Joseph Stiglitz Keynote Speaker
- Winner, Nobel Prize in Economics (2001)
- Chief Economist and Senior Vice President at the World Bank (1997-2000)
- Cited the fourth most influential economist in the world today
Joseph Stiglitz's Biography
Joseph E. Stiglitz is an American economist and a professor at Columbia University. He is also the co-chair of the High-Level Expert Group on the Measurement of Economic Performance and Social Progress at the OECD, and the Chief Economist of the Roosevelt Institute. A recipient of the Nobel Memorial Prize in Economic Sciences (2001) and the John Bates Clark Medal (1979), he is a former senior vice president and chief economist of the World Bank and a former member and chairman of the (US president’s) Council of Economic Advisers. Joseph Stiglitz is a popular keynote speaker at finance conferences around the world.
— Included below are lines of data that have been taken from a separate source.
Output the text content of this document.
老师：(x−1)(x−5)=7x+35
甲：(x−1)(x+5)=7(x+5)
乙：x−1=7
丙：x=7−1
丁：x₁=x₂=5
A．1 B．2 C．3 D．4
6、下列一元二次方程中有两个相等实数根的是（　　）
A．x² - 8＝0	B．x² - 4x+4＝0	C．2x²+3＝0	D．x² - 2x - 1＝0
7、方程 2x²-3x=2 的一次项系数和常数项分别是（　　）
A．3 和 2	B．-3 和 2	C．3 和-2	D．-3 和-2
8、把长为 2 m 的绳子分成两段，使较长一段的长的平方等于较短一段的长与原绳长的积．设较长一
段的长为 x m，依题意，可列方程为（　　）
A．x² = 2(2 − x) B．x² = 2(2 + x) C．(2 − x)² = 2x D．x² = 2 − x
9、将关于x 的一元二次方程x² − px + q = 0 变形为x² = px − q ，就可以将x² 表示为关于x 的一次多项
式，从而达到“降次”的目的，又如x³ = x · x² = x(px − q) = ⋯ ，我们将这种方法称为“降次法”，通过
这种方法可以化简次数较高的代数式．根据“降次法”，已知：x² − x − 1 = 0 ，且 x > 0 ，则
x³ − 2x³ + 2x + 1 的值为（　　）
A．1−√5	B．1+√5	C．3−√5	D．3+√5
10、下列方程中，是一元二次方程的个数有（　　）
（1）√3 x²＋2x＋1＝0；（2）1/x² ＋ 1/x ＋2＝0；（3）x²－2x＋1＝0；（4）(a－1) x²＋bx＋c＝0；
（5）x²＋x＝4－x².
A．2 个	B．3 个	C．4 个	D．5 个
In 2000, Stiglitz founded the Initiative for Policy Dialogue, a think tank on international development based at Columbia University. He has been a member of the Columbia faculty since 2001 and received that university’s highest academic rank (university professor) in 2003. In 2011 Stiglitz was named by Time magazine as one of the 100 most influential people in the world. Known for his pioneering work on asymmetric information, Stiglitz’s work focuses on income distribution, risk, corporate governance, public policy, macroeconomics and globalization.
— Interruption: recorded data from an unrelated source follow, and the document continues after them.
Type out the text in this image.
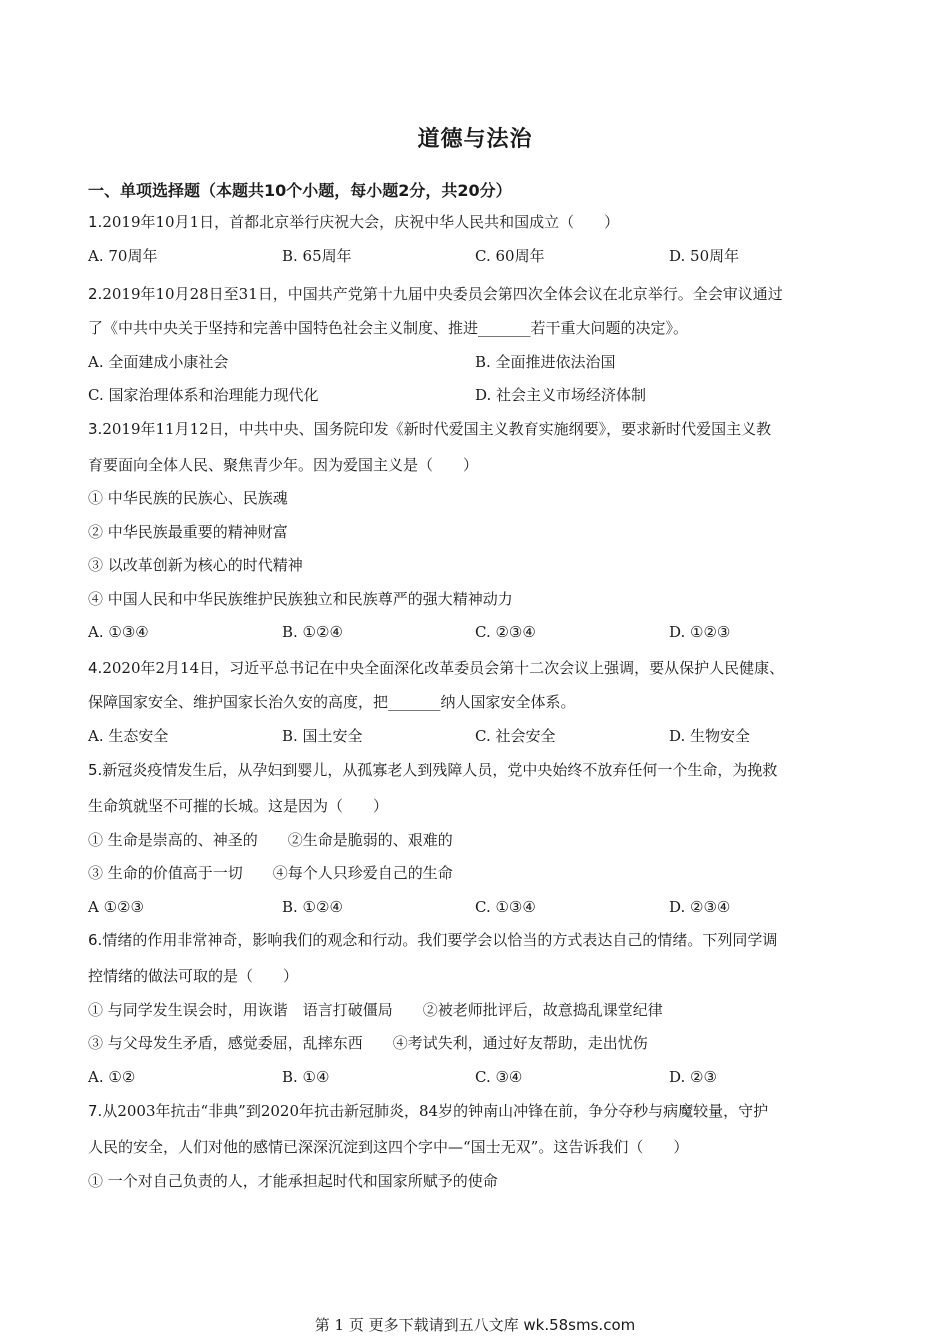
道德与法治
一、单项选择题（本题共10个小题，每小题2分，共20分）
1.2019年10月1日，首都北京举行庆祝大会，庆祝中华人民共和国成立（　　）
A. 70周年	B. 65周年	C. 60周年	D. 50周年
2.2019年10月28日至31日，中国共产党第十九届中央委员会第四次全体会议在北京举行。全会审议通过
了《中共中央关于坚持和完善中国特色社会主义制度、推进_______若干重大问题的决定》。
A. 全面建成小康社会	B. 全面推进依法治国
C. 国家治理体系和治理能力现代化	D. 社会主义市场经济体制
3.2019年11月12日，中共中央、国务院印发《新时代爱国主义教育实施纲要》，要求新时代爱国主义教
育要面向全体人民、聚焦青少年。因为爱国主义是（　　）
① 中华民族的民族心、民族魂
② 中华民族最重要的精神财富
③ 以改革创新为核心的时代精神
④ 中国人民和中华民族维护民族独立和民族尊严的强大精神动力
A. ①③④	B. ①②④	C. ②③④	D. ①②③
4.2020年2月14日，习近平总书记在中央全面深化改革委员会第十二次会议上强调，要从保护人民健康、
保障国家安全、维护国家长治久安的高度，把_______纳人国家安全体系。
A. 生态安全	B. 国土安全	C. 社会安全	D. 生物安全
5.新冠炎疫情发生后，从孕妇到婴儿，从孤寡老人到残障人员，党中央始终不放弃任何一个生命，为挽救
生命筑就坚不可摧的长城。这是因为（　　）
① 生命是崇高的、神圣的　　②生命是脆弱的、艰难的
③ 生命的价值高于一切　　④每个人只珍爱自己的生命
A ①②③	B. ①②④	C. ①③④	D. ②③④
6.情绪的作用非常神奇，影响我们的观念和行动。我们要学会以恰当的方式表达自己的情绪。下列同学调
控情绪的做法可取的是（　　）
① 与同学发生误会时，用诙谐　语言打破僵局　　②被老师批评后，故意捣乱课堂纪律
③ 与父母发生矛盾，感觉委屈，乱摔东西　　④考试失利，通过好友帮助，走出忧伤
A. ①②	B. ①④	C. ③④	D. ②③
7.从2003年抗击“非典”到2020年抗击新冠肺炎，84岁的钟南山冲锋在前，争分夺秒与病魔较量，守护
人民的安全，人们对他的感情已深深沉淀到这四个字中—“国士无双”。这告诉我们（　　）
① 一个对自己负责的人，才能承担起时代和国家所赋予的使命
第 1 页 更多下载请到五八文库 wk.58sms.com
His most recent titles are Globalization and Its Discontents Revisited, The Euro: How a Common Currency Threatens the Future of Europe, Rewriting the Rules of the American Economy: An Agenda for Growth and Shared Prosperity and The Great Divide: Unequal Societies and What We Can Do About Them. His latest book, People, Power, and Profits: Progressive Capitalism for an Age of Discontent, was published in 2019.
Stiglitz helped create a new branch of economics, “The Economics of Information,” exploring the consequences of information asymmetries and pioneering such pivotal concepts as adverse selection and moral hazard, which have now become standard tools not only of theorists, but of policy analysts. He has made major contributions to macro-economics and monetary theory, to development economics and trade theory, to public and corporate finance, to the theories of industrial organization and rural organization, and to the theories of welfare economics and of income and wealth distribution. In the 1980s, Professor Stiglitz helped revive interest in the economics of R&D. His work has helped explain the circumstances in which markets do not work well, and how selective government intervention can improve their performance.
Based on academic citations, Stiglitz is the 4th most influential economist in the world today, and in 2011 he was named by Time magazine as one of the 100 most influential people in the world.